Wednesday, January 24, 2018

Milestone Project Accomplished- Using Artificial Intelligence to Calculate Characteristic Town Index

West Lake in Hangzhou, China

I published an article today on my Linkedin profile Using Artificial Intelligence to Calculate Characteristic Town Index In this article, I described a milestone project that we recently accomplished and how it made me instantly famous in the field.The follow is the content of the Linkedin article.

Characteristic town development is a hot topic in China. I am extremely excited to announce that using artificial intelligence we have successfully developed Characteristic Town Index for 3,700 towns in China. Based on the index, we are able to identify the most promising towns objectively and efficiently for development. This is the first time that artificial intelligence is used in characteristic town evaluation. It is a cross-team effort under my leadership as the CTO of Hangzhou Jingli Company.

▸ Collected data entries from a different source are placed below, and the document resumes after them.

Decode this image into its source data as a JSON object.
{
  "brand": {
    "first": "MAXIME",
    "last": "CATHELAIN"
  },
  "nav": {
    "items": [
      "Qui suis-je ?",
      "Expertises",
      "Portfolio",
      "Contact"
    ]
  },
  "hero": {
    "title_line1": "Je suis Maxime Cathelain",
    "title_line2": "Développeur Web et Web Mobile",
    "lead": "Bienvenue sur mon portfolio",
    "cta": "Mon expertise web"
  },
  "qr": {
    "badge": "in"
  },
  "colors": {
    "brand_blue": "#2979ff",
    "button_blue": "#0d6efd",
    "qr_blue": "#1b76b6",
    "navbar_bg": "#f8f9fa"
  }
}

I published an article, Use Big Data and Artificial Intelligence to Rationally Evaluate the Characteristic Town, on influential "Economic Information Daily" (in Chinese) on January 10, 2018 (Please use Google Translate if you are interested). It quickly becomes one of the most cited articles on the Internet in China in this field. On one website alone, the article has been read nearly 52 thousand times. Websites hosting the article consistently ranked number one by Google and Baidu on keywords "characteristic town assessment artificial intelligence" (in Chinese). After reading the article, a government official of a major city in China says, "Dr. Zhou's article should be read carefully and thoroughly. The points raised are thought-provoking". The article's main point is that data-driven artificial intelligence models have advantages over experience-based expert systems. The following are some highlights:
  • Multiple teams have spent months to collect 69 variables that are relevant for 3,700 towns. These variables cover climate, geography, economy, ecology, transportation, Internet infrastructure and so on.
  • Expert systems are subjective, rigid and static. It is hard to adjust expert systems based on the discrepancies between their outputs and the realities. The feedback mechanism is lacking.
  • Data, machine learning models and applications should form closed loops. The data are used to train models. Models' outputs provide decision support for applications. The data are updated and enhanced when models are applied in real world, e.g., finding better target variables. These closed loops allow models to be improved iteratively.

This article has made me instantly famous in this field in China. However, the success doesn't come instantly at all. The core ideas are from my award-winning academic paper published two decades ago "Using genetic learning neural networks for spatial decision making in GIS". I feel fulfilled that I finally implement the ideas for practical applications in the field of GIS.